## SOFT COSINE SIMILARITY FOR DOCUMENT MATCHING
***A soft cosine or ("soft" similarity) between two vectors considers similarities between pairs of features. The traditional cosine similarity considers the vector space model (VSM) features as independent or completely different, while the soft cosine measure proposes considering the similarity of features in VSM, which help generalize the concept of cosine (and soft cosine) as well as the idea of (soft) similarity.*** 

~ Wikipedia (https://en.wikipedia.org/wiki/Cosine_similarity)

In [1]:
import numpy as np
import pandas as pd

In [2]:
from gensim.corpora import Dictionary
from gensim.models import Word2Vec, WordEmbeddingSimilarityIndex
from gensim.similarities import SoftCosineSimilarity, SparseTermSimilarityMatrix
from nltk import word_tokenize
from nltk.corpus import stopwords
stop_words = stopwords.words('english')

***Read-in data***

The Dataset utilized in this notebook is derived from the African Conflicts dataset found on Kaggle:

https://www.kaggle.com/jboysen/african-conflicts

In [7]:
#df = pd.read_csv(r'data/african_conflicts.csv', nrows=4000, encoding="ANSI")
df = pd.read_csv(r'C:\Users\joneszc\Documents\Python_Scripts\Spellcheck\data\african_conflicts.csv', nrows=2000, encoding="ANSI")

#create dataframe from df that contains only the 'NOTES' column for text analysis
df_notes = df[['NOTES']]
df_notes['index'] = df_notes.index
df_notes.head()
#print(df_notes.head(), df_notes.info())

A value is trying to be set on a copy of a slice from a DataFrame.
Try using .loc[row_indexer,col_indexer] = value instead

See the caveats in the documentation: https://pandas.pydata.org/pandas-docs/stable/user_guide/indexing.html#returning-a-view-versus-a-copy
  df_notes['index'] = df_notes.index


Unnamed: 0,NOTES,index
0,A Berber student was shot while in police cust...,0
1,Riots were reported in numerous villages in Ka...,1
2,Students protested in the Amizour area.
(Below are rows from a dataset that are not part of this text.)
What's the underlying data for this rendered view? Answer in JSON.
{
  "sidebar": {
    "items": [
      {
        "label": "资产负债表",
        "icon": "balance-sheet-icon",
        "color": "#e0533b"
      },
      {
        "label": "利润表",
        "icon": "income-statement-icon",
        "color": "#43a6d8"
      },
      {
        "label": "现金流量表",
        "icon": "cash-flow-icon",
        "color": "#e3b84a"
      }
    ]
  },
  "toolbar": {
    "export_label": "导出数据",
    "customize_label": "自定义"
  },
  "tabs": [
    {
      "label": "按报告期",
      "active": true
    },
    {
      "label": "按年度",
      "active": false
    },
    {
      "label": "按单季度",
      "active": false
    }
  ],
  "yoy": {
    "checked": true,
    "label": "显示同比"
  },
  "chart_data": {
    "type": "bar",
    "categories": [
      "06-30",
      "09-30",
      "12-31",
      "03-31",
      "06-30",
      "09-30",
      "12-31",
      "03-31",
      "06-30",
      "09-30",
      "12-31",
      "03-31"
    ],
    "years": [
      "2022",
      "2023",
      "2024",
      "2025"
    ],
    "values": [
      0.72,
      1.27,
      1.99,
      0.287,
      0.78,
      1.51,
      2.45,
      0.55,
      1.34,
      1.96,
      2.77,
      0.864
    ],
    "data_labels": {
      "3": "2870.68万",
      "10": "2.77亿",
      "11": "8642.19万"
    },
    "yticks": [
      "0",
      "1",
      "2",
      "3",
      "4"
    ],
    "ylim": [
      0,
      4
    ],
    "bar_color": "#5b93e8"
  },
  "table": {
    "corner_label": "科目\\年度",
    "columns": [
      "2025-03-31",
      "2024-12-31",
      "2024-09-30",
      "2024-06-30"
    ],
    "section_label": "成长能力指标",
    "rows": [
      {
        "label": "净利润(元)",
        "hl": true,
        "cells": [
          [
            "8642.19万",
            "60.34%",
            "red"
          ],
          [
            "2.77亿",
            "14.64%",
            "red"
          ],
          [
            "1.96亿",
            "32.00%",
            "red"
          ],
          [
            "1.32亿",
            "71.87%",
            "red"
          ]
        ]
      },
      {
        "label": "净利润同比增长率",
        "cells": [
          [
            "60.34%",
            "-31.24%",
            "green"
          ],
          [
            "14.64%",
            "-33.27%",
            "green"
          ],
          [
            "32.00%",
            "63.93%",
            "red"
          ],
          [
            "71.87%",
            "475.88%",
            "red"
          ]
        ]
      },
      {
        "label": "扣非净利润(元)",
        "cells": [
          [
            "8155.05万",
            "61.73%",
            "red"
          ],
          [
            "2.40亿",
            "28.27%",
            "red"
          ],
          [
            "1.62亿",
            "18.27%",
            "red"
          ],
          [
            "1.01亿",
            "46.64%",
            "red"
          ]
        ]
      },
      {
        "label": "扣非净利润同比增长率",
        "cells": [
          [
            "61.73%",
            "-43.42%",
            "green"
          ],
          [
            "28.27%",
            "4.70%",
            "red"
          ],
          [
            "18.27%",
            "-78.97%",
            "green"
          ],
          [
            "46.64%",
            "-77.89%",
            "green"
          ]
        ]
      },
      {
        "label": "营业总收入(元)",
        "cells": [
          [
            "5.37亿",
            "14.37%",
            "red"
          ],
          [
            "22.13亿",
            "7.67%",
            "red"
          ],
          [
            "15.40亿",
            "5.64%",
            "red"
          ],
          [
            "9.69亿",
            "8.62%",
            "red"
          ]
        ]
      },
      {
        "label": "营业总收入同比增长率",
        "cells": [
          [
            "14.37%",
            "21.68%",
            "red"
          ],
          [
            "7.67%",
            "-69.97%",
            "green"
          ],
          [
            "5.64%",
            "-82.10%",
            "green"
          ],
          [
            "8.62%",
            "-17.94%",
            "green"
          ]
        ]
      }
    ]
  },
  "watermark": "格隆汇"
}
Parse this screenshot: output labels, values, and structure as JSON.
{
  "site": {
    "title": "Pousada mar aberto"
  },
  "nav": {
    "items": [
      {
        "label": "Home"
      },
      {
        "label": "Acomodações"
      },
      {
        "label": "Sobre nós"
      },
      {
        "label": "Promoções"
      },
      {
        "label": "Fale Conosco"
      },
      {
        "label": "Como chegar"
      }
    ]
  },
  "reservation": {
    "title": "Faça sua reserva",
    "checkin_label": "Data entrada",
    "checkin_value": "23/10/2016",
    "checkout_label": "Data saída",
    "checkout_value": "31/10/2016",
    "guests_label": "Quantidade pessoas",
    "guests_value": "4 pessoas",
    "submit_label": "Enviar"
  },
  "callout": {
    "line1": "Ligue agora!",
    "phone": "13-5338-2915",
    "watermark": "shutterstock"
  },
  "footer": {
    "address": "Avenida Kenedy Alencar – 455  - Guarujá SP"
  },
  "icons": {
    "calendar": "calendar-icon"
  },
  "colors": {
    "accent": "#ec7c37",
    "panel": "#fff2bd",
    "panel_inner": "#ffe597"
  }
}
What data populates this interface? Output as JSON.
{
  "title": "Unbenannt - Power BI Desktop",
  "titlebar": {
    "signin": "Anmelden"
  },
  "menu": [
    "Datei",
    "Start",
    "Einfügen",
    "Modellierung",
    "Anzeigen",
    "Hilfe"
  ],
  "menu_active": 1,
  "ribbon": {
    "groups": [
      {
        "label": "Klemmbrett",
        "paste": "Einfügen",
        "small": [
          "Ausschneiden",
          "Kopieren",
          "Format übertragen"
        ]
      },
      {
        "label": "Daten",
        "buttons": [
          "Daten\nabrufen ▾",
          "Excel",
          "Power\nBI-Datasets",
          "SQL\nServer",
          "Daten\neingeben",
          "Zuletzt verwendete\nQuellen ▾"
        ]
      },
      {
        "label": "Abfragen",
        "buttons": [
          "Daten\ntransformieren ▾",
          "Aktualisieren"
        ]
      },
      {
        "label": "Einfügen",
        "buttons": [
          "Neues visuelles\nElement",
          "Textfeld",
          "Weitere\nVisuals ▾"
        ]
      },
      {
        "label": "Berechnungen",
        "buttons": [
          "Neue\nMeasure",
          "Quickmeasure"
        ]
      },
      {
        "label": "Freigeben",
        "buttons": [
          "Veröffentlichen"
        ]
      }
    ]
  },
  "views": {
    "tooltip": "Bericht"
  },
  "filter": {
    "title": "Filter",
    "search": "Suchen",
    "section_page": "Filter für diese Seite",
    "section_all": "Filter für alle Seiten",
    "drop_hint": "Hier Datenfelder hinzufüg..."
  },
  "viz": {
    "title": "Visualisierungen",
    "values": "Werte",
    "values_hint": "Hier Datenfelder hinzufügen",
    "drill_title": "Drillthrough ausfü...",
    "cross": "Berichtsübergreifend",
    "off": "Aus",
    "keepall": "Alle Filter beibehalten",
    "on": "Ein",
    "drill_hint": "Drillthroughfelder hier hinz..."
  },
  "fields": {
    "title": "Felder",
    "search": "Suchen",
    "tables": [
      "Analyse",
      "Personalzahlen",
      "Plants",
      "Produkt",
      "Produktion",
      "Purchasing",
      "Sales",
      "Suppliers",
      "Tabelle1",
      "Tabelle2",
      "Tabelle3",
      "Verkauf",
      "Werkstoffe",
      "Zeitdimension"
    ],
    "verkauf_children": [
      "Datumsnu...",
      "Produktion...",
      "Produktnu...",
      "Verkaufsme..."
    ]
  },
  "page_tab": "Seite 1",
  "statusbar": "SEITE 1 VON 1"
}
At lea...,2
3,"Rioters threw molotov cocktails, rocks and bur...",3
4,"Rioters threw molotov cocktails, rocks and bur...",4


In [8]:
# here we get 50 % row from the df put into another dataframe df_test 
df_test = df_notes.sample(frac =.5) 

df_test.info()

<class 'pandas.core.frame.DataFrame'>
Int64Index: 1000 entries, 353 to 91
Data columns (total 2 columns):
 #   Column  Non-Null Count  Dtype 
---  ------  --------------  ----- 
 0   NOTES   1000 non-null   object
 1   index   1000 non-null   int64 
dtypes: int64(1), object(1)
memory usage: 23.4+ KB


In [9]:
#Df = df_test.dropna() # drop all the rows with NaN values using df.dropna() AND keep original index (to reset index use: df.reset_index(drop=True))
Df = df_notes.dropna()
#Df.head()

***Establish word embedding model; rather than creating our own with Gensim's word2vec, we can download a pretrained model:***

In [10]:
#To get the word vectors, we need a word embedding model so we download the FastText model using gensim’s downloader api.
import gensim.downloader as api

In [11]:
# Download the FastText model
# https://radimrehurek.com/gensim/auto_examples/howtos/run_downloader_api.html
w2v_model = api.load('fasttext-wiki-news-subwords-300')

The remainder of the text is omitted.